Dans quelques rares villages « libérés », les habitants revenaient à leur vie d’avant, envisageant même d’élire un nouveau Conseil selon les anciennes pratiques démocratiques. Mais, dans la plupart des cas, les hommes et les femmes, les yeux se tournant sans cesse vers la mer, comme si elle les menaçait, affirmaient leur intention d’être fidèles à la parole donnée, même s’ils ne saisissaient pas un mot des serments qu’ils avaient dû prêter.
Si c’était évitable, Domon préférait ne pas croiser le chemin des Seanchaniens.

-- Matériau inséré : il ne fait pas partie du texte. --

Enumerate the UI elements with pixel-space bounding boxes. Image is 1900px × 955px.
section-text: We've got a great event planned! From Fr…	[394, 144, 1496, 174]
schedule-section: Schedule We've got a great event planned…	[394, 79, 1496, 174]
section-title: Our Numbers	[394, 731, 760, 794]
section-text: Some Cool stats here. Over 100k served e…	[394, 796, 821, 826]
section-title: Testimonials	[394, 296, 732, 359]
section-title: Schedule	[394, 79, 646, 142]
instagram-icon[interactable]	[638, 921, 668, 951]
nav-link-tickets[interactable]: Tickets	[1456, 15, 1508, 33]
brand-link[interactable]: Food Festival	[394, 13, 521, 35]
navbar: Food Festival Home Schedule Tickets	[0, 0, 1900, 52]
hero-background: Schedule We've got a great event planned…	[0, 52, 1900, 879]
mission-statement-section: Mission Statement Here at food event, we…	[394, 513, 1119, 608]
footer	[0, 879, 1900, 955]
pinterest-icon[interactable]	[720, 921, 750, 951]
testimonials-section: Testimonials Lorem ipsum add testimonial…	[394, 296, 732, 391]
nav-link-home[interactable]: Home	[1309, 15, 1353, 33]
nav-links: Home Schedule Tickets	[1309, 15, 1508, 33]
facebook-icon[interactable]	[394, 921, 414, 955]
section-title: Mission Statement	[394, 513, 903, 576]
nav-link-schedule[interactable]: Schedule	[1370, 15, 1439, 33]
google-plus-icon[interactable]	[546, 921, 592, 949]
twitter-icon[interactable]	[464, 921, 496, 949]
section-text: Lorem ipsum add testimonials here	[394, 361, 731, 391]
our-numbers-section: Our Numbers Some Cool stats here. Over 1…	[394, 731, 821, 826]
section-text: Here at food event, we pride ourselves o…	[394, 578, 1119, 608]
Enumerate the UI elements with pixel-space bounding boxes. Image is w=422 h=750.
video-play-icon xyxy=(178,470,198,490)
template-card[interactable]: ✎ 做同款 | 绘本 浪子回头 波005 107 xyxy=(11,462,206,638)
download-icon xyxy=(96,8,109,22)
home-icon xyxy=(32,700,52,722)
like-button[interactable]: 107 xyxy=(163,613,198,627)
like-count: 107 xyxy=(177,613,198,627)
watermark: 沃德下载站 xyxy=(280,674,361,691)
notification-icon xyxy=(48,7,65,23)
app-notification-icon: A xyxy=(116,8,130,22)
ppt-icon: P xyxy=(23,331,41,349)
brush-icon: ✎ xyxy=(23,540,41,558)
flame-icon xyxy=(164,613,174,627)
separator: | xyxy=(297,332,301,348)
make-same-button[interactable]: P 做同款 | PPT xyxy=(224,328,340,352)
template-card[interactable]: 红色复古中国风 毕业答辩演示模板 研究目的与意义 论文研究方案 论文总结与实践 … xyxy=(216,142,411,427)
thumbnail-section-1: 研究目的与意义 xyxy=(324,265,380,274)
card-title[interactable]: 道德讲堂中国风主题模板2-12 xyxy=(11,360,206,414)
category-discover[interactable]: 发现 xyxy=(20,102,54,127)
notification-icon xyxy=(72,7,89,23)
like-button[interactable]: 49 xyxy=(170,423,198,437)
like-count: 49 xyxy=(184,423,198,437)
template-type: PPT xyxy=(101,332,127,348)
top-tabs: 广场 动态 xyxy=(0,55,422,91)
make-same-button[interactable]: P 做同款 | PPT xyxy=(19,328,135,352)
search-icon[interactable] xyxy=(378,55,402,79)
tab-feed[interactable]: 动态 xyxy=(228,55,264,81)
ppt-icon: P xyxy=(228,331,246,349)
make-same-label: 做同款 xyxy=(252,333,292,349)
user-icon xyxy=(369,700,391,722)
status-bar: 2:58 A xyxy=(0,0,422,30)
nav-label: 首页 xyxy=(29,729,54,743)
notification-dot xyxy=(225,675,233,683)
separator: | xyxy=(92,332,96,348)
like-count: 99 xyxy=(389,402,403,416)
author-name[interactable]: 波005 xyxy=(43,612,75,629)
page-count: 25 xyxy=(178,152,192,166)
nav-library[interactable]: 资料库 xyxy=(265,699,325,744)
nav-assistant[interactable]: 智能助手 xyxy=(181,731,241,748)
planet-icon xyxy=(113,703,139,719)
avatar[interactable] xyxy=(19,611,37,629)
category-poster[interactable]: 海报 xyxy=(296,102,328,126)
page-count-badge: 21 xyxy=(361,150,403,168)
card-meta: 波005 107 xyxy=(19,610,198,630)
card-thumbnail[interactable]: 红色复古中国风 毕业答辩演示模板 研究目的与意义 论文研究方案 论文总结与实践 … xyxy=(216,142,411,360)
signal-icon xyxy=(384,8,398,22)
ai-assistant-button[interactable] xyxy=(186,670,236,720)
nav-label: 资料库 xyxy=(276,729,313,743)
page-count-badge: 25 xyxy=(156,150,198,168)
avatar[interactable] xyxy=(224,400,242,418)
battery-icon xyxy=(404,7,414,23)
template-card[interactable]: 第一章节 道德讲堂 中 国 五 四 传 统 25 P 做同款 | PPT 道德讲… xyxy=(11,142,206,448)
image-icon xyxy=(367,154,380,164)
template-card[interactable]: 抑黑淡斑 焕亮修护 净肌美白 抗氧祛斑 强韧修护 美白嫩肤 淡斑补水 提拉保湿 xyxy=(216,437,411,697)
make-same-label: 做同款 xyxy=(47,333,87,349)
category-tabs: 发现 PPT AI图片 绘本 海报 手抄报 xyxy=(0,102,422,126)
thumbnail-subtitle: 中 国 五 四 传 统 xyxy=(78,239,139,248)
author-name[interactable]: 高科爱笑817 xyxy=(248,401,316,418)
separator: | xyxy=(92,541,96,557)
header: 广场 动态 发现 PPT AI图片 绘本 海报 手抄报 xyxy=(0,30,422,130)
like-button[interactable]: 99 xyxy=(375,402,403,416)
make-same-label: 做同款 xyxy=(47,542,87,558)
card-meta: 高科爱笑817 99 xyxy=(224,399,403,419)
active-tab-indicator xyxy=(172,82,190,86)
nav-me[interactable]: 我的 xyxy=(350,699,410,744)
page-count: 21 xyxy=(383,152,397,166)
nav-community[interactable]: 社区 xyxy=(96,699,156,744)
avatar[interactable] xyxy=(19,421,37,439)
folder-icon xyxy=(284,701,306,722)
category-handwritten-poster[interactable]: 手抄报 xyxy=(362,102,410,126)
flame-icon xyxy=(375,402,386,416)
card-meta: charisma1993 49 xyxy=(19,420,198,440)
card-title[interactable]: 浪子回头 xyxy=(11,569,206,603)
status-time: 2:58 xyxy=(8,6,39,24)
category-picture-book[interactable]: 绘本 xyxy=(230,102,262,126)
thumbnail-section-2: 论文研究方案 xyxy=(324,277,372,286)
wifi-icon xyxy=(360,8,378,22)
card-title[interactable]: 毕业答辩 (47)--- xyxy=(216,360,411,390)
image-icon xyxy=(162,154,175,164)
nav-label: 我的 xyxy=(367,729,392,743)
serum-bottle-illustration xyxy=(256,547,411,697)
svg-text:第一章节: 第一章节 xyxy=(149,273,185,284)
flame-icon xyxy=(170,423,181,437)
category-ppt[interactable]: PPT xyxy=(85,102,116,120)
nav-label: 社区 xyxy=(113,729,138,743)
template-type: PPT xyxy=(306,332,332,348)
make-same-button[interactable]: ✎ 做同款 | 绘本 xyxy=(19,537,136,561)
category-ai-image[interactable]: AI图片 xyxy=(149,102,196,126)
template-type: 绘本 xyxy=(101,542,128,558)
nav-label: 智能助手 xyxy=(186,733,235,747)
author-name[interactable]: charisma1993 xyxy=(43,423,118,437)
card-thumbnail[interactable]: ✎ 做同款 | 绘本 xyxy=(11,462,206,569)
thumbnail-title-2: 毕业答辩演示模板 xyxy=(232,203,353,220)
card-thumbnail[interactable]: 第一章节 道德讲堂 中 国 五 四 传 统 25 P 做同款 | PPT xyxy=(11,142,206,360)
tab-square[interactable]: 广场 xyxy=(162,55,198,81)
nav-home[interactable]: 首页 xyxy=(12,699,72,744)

Il levait de nouveau sa longue-vue, afin de scruter le pont du vaisseau ennemi, quand un rugissement attira son attention. À quelque cent brasses à bâbord, la mer venait de se fendre en deux pour propulser dans les airs une gerbe d’eau et de flammes. Avant même que Domon ait pu crier de surprise, un phénomène identique se produisit à tribord. Puis à la proue, à peine trois secondes plus tard. Très brèves, ces éruptions maritimes laissaient à la surface de l’onde un bouillonnement d’où montait de la vapeur, comme si on avait porté à ébullition cette zone de l’océan.